Provider strengths at a glance

  • OpenAI (GPT) — content generation, structured data, agentic and multimodal tasks.
  • Anthropic (Claude) — interpretability, safe-AI practices, long context and prompt caching; tiered as Opus (max capability) / Sonnet (balanced) / Haiku (fast, included).
  • Google (Gemini) — large context and native multimodal reasoning.
  • xAI (Grok) — fast reasoning and non-reasoning variants with real-time data strengths.
  • Mistral, Cerebras, Groq — open-weight models served at low latency and cost for high-concurrency or budget-sensitive steps.

For privacy-sensitive, regulated, or air-gapped deployments, self-hosted open-weight models and embedding models (e.g. Jina for semantic search) can be provisioned through Arpia Managed Services.

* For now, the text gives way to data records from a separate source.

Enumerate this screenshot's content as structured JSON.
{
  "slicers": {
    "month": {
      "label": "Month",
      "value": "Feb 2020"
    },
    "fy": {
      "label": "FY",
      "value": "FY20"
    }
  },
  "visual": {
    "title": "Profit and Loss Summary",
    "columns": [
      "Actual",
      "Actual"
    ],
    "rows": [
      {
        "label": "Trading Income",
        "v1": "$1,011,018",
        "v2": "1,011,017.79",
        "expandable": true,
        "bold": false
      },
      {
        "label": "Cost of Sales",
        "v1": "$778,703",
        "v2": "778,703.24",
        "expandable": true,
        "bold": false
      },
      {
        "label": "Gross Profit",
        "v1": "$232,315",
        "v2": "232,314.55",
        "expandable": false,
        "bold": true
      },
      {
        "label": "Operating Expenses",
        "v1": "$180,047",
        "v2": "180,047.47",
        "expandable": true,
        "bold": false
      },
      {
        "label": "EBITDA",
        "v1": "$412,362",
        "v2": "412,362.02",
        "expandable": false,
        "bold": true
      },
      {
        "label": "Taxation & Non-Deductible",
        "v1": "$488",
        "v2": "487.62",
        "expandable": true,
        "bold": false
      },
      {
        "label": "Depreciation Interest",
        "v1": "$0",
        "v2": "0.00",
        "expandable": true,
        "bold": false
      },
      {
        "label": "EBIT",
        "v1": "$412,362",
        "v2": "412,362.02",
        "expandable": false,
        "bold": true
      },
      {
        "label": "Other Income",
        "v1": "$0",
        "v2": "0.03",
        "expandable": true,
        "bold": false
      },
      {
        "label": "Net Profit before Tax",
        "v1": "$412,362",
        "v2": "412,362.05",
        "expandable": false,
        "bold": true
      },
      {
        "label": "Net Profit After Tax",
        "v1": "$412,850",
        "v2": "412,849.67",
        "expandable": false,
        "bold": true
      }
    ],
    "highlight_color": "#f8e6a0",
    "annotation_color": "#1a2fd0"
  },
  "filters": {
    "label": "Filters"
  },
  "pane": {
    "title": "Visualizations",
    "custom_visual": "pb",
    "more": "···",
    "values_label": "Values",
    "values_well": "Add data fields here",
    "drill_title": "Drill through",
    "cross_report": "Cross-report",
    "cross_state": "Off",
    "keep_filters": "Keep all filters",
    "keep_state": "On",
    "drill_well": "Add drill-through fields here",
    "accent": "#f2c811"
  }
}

🔍 Capabilities in Workflow Configurations

  • Semantic search — embedding-based search with models like Jina to retrieve relevant data points, enhancing the Knowledge Grid layer.
  • Content generation and summarization — cloud LLMs produce structured content, summaries, and responses for data-driven workflows.
  • Prompt engineering with structured responses — ensures consistent data formats for downstream applications through contextually aware output.
  • Contextual recommendations — uses insights from prior workflow steps to produce relevant recommendations, ideal for decision support or customer interaction.

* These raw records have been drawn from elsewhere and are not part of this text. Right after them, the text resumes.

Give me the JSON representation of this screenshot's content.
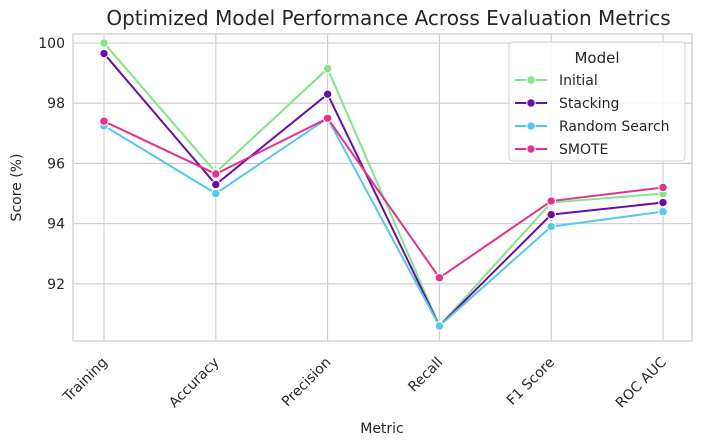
{
  "chart_data": {
    "type": "line",
    "title": "Optimized Model Performance Across Evaluation Metrics",
    "xlabel": "Metric",
    "ylabel": "Score (%)",
    "categories": [
      "Training",
      "Accuracy",
      "Precision",
      "Recall",
      "F1 Score",
      "ROC AUC"
    ],
    "ylim": [
      90.1,
      100.3
    ],
    "yticks": [
      92,
      94,
      96,
      98,
      100
    ],
    "grid": true,
    "legend": {
      "title": "Model",
      "placement": "top-right"
    },
    "series": [
      {
        "name": "Initial",
        "color": "#7ee787",
        "values": [
          100.0,
          95.7,
          99.15,
          90.6,
          94.7,
          95.0
        ]
      },
      {
        "name": "Stacking",
        "color": "#6a0dad",
        "values": [
          99.65,
          95.3,
          98.3,
          90.6,
          94.3,
          94.7
        ]
      },
      {
        "name": "Random Search",
        "color": "#56c8ee",
        "values": [
          97.25,
          95.0,
          97.5,
          90.6,
          93.9,
          94.4
        ]
      },
      {
        "name": "SMOTE",
        "color": "#e8308a",
        "values": [
          97.4,
          95.65,
          97.5,
          92.2,
          94.75,
          95.2
        ]
      }
    ]
  }
}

⚙️ Flexible Workflow Model Selection

Arpia lets you build workflows that combine multiple models, chosen per step for the right blend of:

  • Speed & cost — fast Base-tier models (e.g. claude-haiku-4-5, gpt-5-nano, or Groq/Cerebras-served open-weight models) for real-time, high-volume steps included in your plan.
  • Reasoning & precision — Frontier pay-per-use models (e.g. gpt-5.5, claude-opus-4-8) for complex analysis and nuanced language understanding.
  • Privacy — sensitive steps routed to self-hosted open-weight models (via Managed Services) while cloud models handle the rest of the same flow.

Model selection, routing, and per-model billing are governed centrally by the AI Model Table, so workflows reference capabilities and tiers rather than being hard-wired to a single version.

📋 Use Case Example

A single workflow might run YOLO for rapid object detection on live footage, then AutoGluon for detailed classification of the detected regions. In parallel, Jina performs semantic search on historical data, while a current frontier LLM (a top-tier Claude, GPT, or Gemini model selected in the AI Model Table) generates a summary report combining real-time analysis with historical insight.

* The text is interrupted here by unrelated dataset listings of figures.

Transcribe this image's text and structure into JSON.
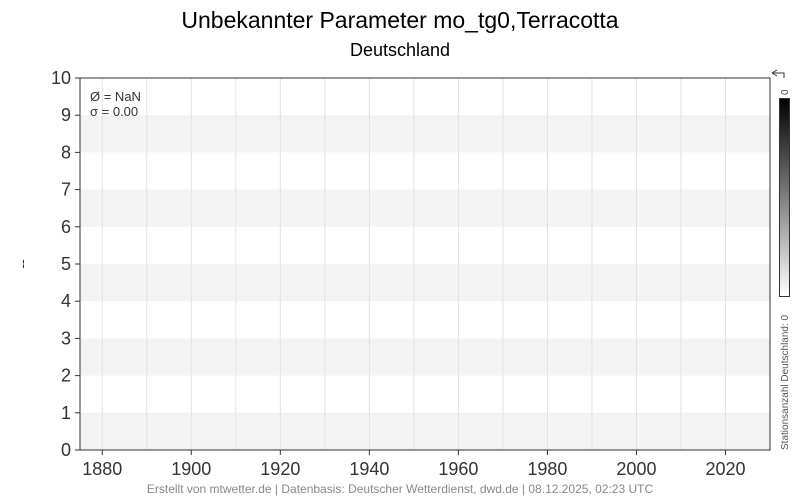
{
  "chart_data": {
    "type": "line",
    "title": "Unbekannter Parameter mo_tg0,Terracotta",
    "subtitle": "Deutschland",
    "xlabel": "",
    "ylabel": "--",
    "xlim": [
      1875,
      2030
    ],
    "ylim": [
      0,
      10
    ],
    "xticks": [
      1880,
      1900,
      1920,
      1940,
      1960,
      1980,
      2000,
      2020
    ],
    "yticks": [
      0,
      1,
      2,
      3,
      4,
      5,
      6,
      7,
      8,
      9,
      10
    ],
    "grid": true,
    "series": [],
    "stats": {
      "mean": "Ø = NaN",
      "sigma": "σ = 0.00"
    },
    "colorbar": {
      "label": "Stationsanzahl Deutschland: 0",
      "max_label": "0",
      "colors": [
        "#000000",
        "#ffffff"
      ]
    }
  },
  "footer": "Erstellt von mtwetter.de | Datenbasis: Deutscher Wetterdienst, dwd.de | 08.12.2025, 02:23 UTC"
}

The result: high precision, real-time performance, and adaptability — suited for data-intensive operations in a secure environment.


🔔 Conclusion

With both AutoML (AutoGluon / YOLO) and a multi-provider LLM gateway, Arpia offers a robust, flexible platform for advanced data processing, predictive analytics, and real-time intelligence. Because the model landscape moves quickly, the platform decouples workflows from specific versions: workflows target capabilities and tiers, while the AI Model Table maintains the live, governed catalog of models, routing, and billing. The result is a model ecosystem that integrates cleanly into workflows and delivers data-driven insight for the modern enterprise.